3. Deprecated Product
Currently there is an effort to re-invent the product as an online solution in Flash/Flex rather than distributing the application on disc to our customers. The effort has been ongoing for a number of years now and is still yet to see a full scale commercial release.

We are hesitant to pour a lot of effort into porting the existing application to 32-bit when it will be retired some time in the near future. This has been the official company line for years although there is still active development on the product by a team of about six so my faith in the product being retired any time soon is low.

4. Tried It Before
At the request of the then lead developer then product was designated to be ported from 16-bit VB3 and VC++ 1.52 to the (then) ultra-modern VB6 and VC++ 6.0. Full liberty was taken with the structure of the VB6 code including liberal usage of classes and other advanced features.

Major headaches were encountered straight away when it was realised that there are subtle differences between how VB3 and VB6 utilise memory. For example, VB3's strings are ASCII with a 16-bit length prefix whereas VB6's strings are UTF-16 with a 32-bit length prefix. Considering we use a lot of Get and Put commands in VB to read and write data to and from disk, there is a lot of hassle involved in porting these modules as the formats are totally incompatible. From memory there is also something different about the Len statement between the two versions which made measuring structure sizes impossible.

When the port was more than three quarters done it was entered for initial QA and immediately raised red flags on the performance front. The 32-bit application was an order of magnitude slower than the 16-bit original largely due to VB6's terrible implementation of classes which brings the interpreter to a crawl.

After several rounds of performance enhancements the 32-bit version ended up several times slower than it's antique counterpart which was still completely unacceptable. Later on the project would be canned entirely in favour of the new web based version which has been written and rewritten six times now by various teams.

It turns out that it's not so elementary to replace a dinosaur. If it works, people will use it- whether it is written in VB3 or the latest and greatest web language du jour matters not to the end user. The web is definitely where we want to end up with the product but it is a hard sell when the user is used to a very responsive rich desktop application and is shown a slow, mostly mouse-based Flash/Flex application. Would you be happy with that upgrade?

Saturday, June 20, 2009

Backward Compatibility

Microsoft goes to great lengths to ensure that software written for a previous OS works on the next version. If businesses realise that upgrading to the latest version of Windows will cause their mission critical legacy apps to stop working then they will simply not upgrade (see: Vista).

This means that software written for Windows 3.11 can run on Vista and 7 with only minor modifications. The mechanism by which this works is called Windows on Windows (WoW), which entails 16-bit applications being hosted in a process known as the NT Virtual DOS machine (NTVDM.exe).
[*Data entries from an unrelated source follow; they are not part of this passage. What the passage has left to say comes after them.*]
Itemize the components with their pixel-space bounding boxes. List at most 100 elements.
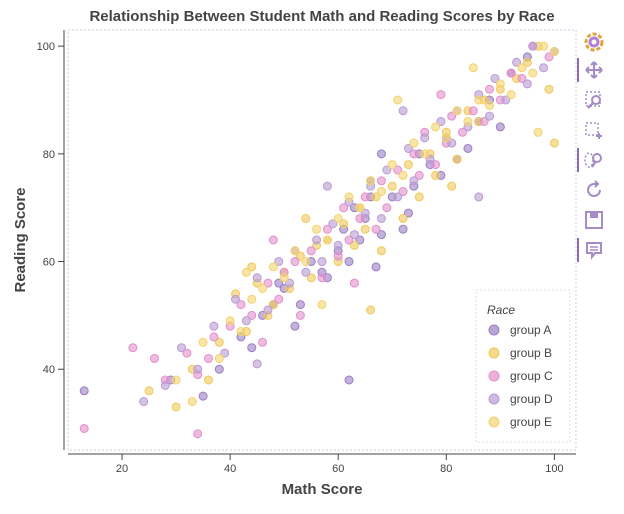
data-point	[247, 262, 257, 272]
data-point	[376, 176, 386, 186]
hover-icon[interactable]	[577, 236, 608, 264]
data-point	[301, 213, 311, 223]
save-icon[interactable]	[580, 206, 608, 234]
data-point	[225, 316, 235, 326]
data-point	[403, 160, 413, 170]
data-point	[204, 375, 214, 385]
data-point	[522, 79, 532, 89]
plot-area-frame	[67, 29, 577, 451]
data-point	[355, 213, 365, 223]
data-point	[393, 192, 403, 202]
data-point	[263, 305, 273, 315]
data-point	[376, 187, 386, 197]
data-point	[522, 57, 532, 67]
legend-marker	[488, 347, 500, 359]
legend-marker	[488, 370, 500, 382]
data-point	[544, 84, 554, 94]
box-select-icon[interactable]	[580, 116, 608, 144]
data-point	[344, 192, 354, 202]
data-point	[539, 41, 549, 51]
y-tick-label: 100	[37, 41, 55, 53]
data-point	[414, 170, 424, 180]
data-point	[79, 386, 89, 396]
x-axis-label: Math Score	[282, 481, 363, 498]
data-point	[333, 213, 343, 223]
data-point	[268, 235, 278, 245]
data-point	[485, 84, 495, 94]
data-point	[376, 213, 386, 223]
data-point	[528, 41, 538, 51]
data-point	[231, 294, 241, 304]
data-point	[376, 230, 386, 240]
legend: Race group A group B group C group D group E	[475, 289, 571, 443]
data-point	[398, 106, 408, 116]
data-point	[295, 300, 305, 310]
data-point	[430, 122, 440, 132]
legend-title: Race	[487, 303, 515, 317]
data-point	[430, 160, 440, 170]
data-point	[452, 106, 462, 116]
data-point	[409, 138, 419, 148]
data-point	[193, 429, 203, 439]
data-point	[533, 127, 543, 137]
legend-item-label: group C	[510, 369, 553, 383]
data-point	[312, 224, 322, 234]
data-point	[322, 181, 332, 191]
data-point	[506, 68, 516, 78]
data-point	[214, 364, 224, 374]
data-point	[295, 251, 305, 261]
data-point	[182, 348, 192, 358]
data-point	[355, 203, 365, 213]
data-point	[285, 278, 295, 288]
data-point	[241, 316, 251, 326]
data-point	[452, 154, 462, 164]
data-point	[436, 90, 446, 100]
pan-icon[interactable]	[577, 56, 608, 84]
lasso-zoom-icon[interactable]	[577, 146, 608, 174]
data-point	[409, 176, 419, 186]
data-point	[247, 343, 257, 353]
data-point	[398, 224, 408, 234]
x-tick-label: 100	[545, 463, 563, 475]
data-point	[355, 235, 365, 245]
data-point	[474, 95, 484, 105]
data-point	[360, 192, 370, 202]
data-point	[463, 117, 473, 127]
data-point	[274, 294, 284, 304]
legend-item-label: group A	[510, 323, 551, 337]
data-point	[376, 246, 386, 256]
legend-box	[475, 289, 571, 443]
data-point	[317, 257, 327, 267]
data-point	[258, 337, 268, 347]
bokeh-logo-icon[interactable]	[580, 28, 608, 56]
data-point	[149, 353, 159, 363]
data-point	[458, 127, 468, 137]
data-point	[490, 73, 500, 83]
data-point	[252, 359, 262, 369]
data-point	[517, 73, 527, 83]
data-point	[274, 278, 284, 288]
data-point	[485, 100, 495, 110]
data-point	[517, 63, 527, 73]
data-point	[485, 111, 495, 121]
data-point	[263, 278, 273, 288]
data-point	[268, 262, 278, 272]
data-point	[193, 364, 203, 374]
reset-icon[interactable]	[580, 176, 608, 204]
data-point	[209, 321, 219, 331]
data-point	[128, 343, 138, 353]
data-point	[447, 138, 457, 148]
data-point	[349, 230, 359, 240]
data-point	[241, 267, 251, 277]
data-point	[295, 310, 305, 320]
y-tick-label: 80	[43, 149, 55, 161]
data-point	[495, 122, 505, 132]
data-point	[371, 224, 381, 234]
data-point	[376, 149, 386, 159]
data-point	[549, 47, 559, 57]
data-point	[333, 251, 343, 261]
data-point	[247, 310, 257, 320]
data-point	[236, 300, 246, 310]
box-zoom-icon[interactable]	[580, 86, 608, 114]
data-point	[495, 79, 505, 89]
System calls are intercepted by NTVDM which mimics a native 16-bit OS. The running application is none the wiser that it is running in a virtual machine and goes about its business as if it's running on Windows 3.11. These system calls are presumably delegated to the host OS then re-packaged to be returned to the host application. This process - going from 16-bit to 32-bit and back - is called "thunking" and is a topic I will go into detail about in further posts.

There are several factors that make 16-bit programming a headache. First of all the tools are not meant for development at the scale that we are doing it. The 16-bit memory model limits you to around 1MB of total memory so memory allocation has to be managed very carefully. Stepping over that line will result in a crash. In future posts I will detail the extreme contortions we go through to stay under the memory limit and within the boundaries.